To discourage the practice of filing of return of income without payment of self-assessment
tax, the Finance Act, 2013 has amended Explanation to section 139(9) so as to provide that
the return of income shall be deemed as defective return if tax including interest thereon, if
any, payable in accordance with the provisions of the Act has not been paid on or before the
date of furnishing of the return.
Q 34. Whether is it mandatory to furnish PAN of the landlord to claim
exemption in respect of house rent allowance ?
If employee is claiming exemptions for house rent allowance and the annual rent paid by
him exceeds Rs. 1,00,000, it is mandatory for him to report PAN of the landlord to the
employer.

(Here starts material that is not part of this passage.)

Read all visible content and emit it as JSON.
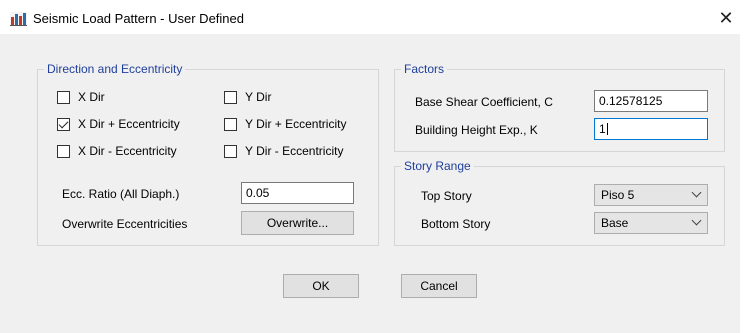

In case the landlord does not have a PAN, a declaration to this effect from the
landlord along with the name and address of the landlord should be filed by the employee.
Q 35. Who is required to file audit report electronically?
17. Following persons are required to get their accounts audited and file the audit report
electronically:
(a) A person carrying on business, if his turnover exceeds Rs. 1 crore
(b) A person carrying on profession, if his gross receipt exceeds Rs. 25 lakh
(c) A person eligible to compute taxable income on presumptive basis but does not opt to
do it so
(d) Trusts or institutions registered under section 12AA or claiming exemption under
section 10(23C)(iv),(v), (vi) or (via) if their total income exceeds the amount not
chargeable to tax.
(e) Persons claiming deduction under section 80-IA, 80-IC.
(f) Non-Resident or a foreign company who is in receipt of royalty or fee for technical
services in pursuance of an agreement with the Indian government or an Indian
concern (subject to conditions specified under section 44DA)
Q 36 Is there any requirement to file audit report electronically with digital
signature?
Yes, following persons are required to file their audit report electronically along with digital
signature-
(a) Every company
(b) A firm, Individual or HUF who is required to get its accounts audited under section
44AB.
Q 37. Is there any other report which has to be filed electronically?
Following reports have to be filed electronically:
(a) Report of Transfer Pricing under Section 92E
(b) Report on computation on Net worth in case of slump sale under Section 50B
(c) Report on computation of book profit in case of companies liable to pay MAT under
Section 115JB
(d) Report certifying the correctness of deductions claimed under section 10A, 10AA, 80-
IB, 80-ID, 80JJAA, 80LA
(e) Report on tonnage taxation scheme
Q 38 Is there any restriction on number of returns that can be filed using same
email-ID or same mobile number?
18. Yes, only 10 returns can be filed using same email-id or same mobile number.